Modeling XML Vocabularies with UML: Part I
The arrival of the W3C's XML Schema specification has evoked a variety of responses from software developers, system integrators, XML document analysts and authors, and designers of B2B vocabularies. Some like the richer structure and semantics that can be captured with these new schemas when compared to DTDs, while others complain about excessive complexity. Many find that the resulting schemas are difficult to share with wider audiences of users and business partners.
I overlook many of these differences of opinion and simply view XML Schema as implementation syntax for models of business vocabularies. Other forms of model representation and presentation are more effective than W3C XML Schema when specifying new vocabularies or sharing definitions with users. In particular, I favor the Unified Modeling Language (UML) as a widely adopted standard for system specification and design. My goal in this article and the following two in this series is to share some thoughts about how these two standards are complementary and to work through a simple example that makes the ideas concrete.

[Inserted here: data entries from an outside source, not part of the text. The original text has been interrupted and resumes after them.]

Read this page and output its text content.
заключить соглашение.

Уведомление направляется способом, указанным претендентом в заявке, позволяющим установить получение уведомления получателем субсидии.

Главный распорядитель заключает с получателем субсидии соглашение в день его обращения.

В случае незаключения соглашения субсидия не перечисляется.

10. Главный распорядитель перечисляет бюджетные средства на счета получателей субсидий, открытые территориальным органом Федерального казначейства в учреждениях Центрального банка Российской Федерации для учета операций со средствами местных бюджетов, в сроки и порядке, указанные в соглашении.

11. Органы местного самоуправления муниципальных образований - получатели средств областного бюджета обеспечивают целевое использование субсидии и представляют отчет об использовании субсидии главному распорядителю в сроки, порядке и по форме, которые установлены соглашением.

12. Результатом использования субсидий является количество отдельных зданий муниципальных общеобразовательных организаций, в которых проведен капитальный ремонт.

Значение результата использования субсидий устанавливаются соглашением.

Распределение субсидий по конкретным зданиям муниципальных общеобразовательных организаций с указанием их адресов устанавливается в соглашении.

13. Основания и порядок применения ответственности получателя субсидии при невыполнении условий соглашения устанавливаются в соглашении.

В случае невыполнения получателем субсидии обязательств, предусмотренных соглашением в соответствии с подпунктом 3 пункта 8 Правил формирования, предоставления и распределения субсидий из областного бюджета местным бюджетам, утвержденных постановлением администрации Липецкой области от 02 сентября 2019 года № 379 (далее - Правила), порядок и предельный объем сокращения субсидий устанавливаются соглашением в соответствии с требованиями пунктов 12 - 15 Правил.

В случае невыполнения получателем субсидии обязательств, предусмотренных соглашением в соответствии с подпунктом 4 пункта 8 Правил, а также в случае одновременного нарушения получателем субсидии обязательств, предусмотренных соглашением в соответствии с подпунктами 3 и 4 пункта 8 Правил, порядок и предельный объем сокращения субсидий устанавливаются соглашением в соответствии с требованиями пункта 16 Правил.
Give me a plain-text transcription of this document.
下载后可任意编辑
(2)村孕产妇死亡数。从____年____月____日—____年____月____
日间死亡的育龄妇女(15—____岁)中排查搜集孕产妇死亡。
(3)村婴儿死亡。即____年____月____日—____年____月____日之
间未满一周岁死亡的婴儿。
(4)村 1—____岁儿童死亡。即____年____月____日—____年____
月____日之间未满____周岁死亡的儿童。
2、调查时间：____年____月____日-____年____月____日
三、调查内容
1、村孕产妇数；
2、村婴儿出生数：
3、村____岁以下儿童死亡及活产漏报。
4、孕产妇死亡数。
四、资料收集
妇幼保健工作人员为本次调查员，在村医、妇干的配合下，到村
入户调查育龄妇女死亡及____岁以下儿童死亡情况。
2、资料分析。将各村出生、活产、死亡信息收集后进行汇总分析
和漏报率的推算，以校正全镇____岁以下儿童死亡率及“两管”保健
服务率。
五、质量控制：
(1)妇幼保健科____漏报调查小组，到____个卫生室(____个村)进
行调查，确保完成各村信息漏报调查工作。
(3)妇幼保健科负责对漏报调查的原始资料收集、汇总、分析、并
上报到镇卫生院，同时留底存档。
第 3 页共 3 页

Although this discussion is focused on the W3C XML Schema specification, the same concepts are easily transferred to other XML schema languages. Indeed, I have already applied the same techniques to creating and reverse-engineering DTDs and SOX schemas, as well as RELAX, TREX, and their new integrated offspring RELAX NG. In general, I will use the term schema with a lowercase s when referring to this entire family of XML schema languages.
The Role of Models in XML Applications
Few people can fully comprehend all aspects of a large inter-enterprise system at one time; they must divide and conquer the problem as a set of alternate models and views. Each of these models deliberately ignores aspects of the system that are not relevant to its purpose. Building these kinds of models is fundamental to the way we cope with the complexity of everyday life by ignoring unnecessary details to enable us to focus on the task at hand. Different stakeholder groups have different needs with respect to abstraction and focus.
In the context of B2B system integration, all business partners must agree on the information models that define the vocabulary for task-oriented communication. The models include the data structure for XML documents that are exchanged, as well as the process models of the extended dialogues that are required to complete complex business transactions.
Historically in system analysis and design, there have been a variety of techniques, tools, and methodologies for guiding and supporting these alternative models of the system structure and behavior. When no formal methods or tools are applied, models are still created using PowerPoint, Visio, or paper and pencil to help communicate a system's purpose and function. Even when you don't write them down, you create models in your mind as a way to comprehend the myriad of details. An XML schema is also a vocabulary model, written in the syntax of that specification language.
A high-level process for developing XML vocabularies is shown in Figure 1 below. It includes three decision points that determine the final vocabulary definition, regardless of which schema language is used. Data-oriented versus text-oriented applications may have different usage requirements. For example, a data-oriented vocabulary can be optimized for serialization of objects or database query results and its constraints should be carefully aligned with the datatypes and referential integrity constraints of its sources. These data-oriented documents may never be viewed by humans, other than by developers testing the application.
A text-oriented vocabulary often has human users who need to edit the XML documents, with or without the assistance of GUI editing tools. Its structure must be easily understood by webmasters who write stylesheets that transform and present the documents' content. An XML vocabulary design that works perfectly for data interchange might cause human users to call for the lynching of its developers. Don't forget the needs of your users when creating the XML schema!
Figure 1 UML activity diagram for schema development process.
The process diagram in Figure 1 is a UML activity diagram, which is one of nine diagram types defined by that standard. This diagram was created using Rational Rose, one of the most widely used UML modeling tools. Most of our discussion, however, is focused on the UML class diagram that is used to specify static information structure of a systeman XML vocabulary in our application context.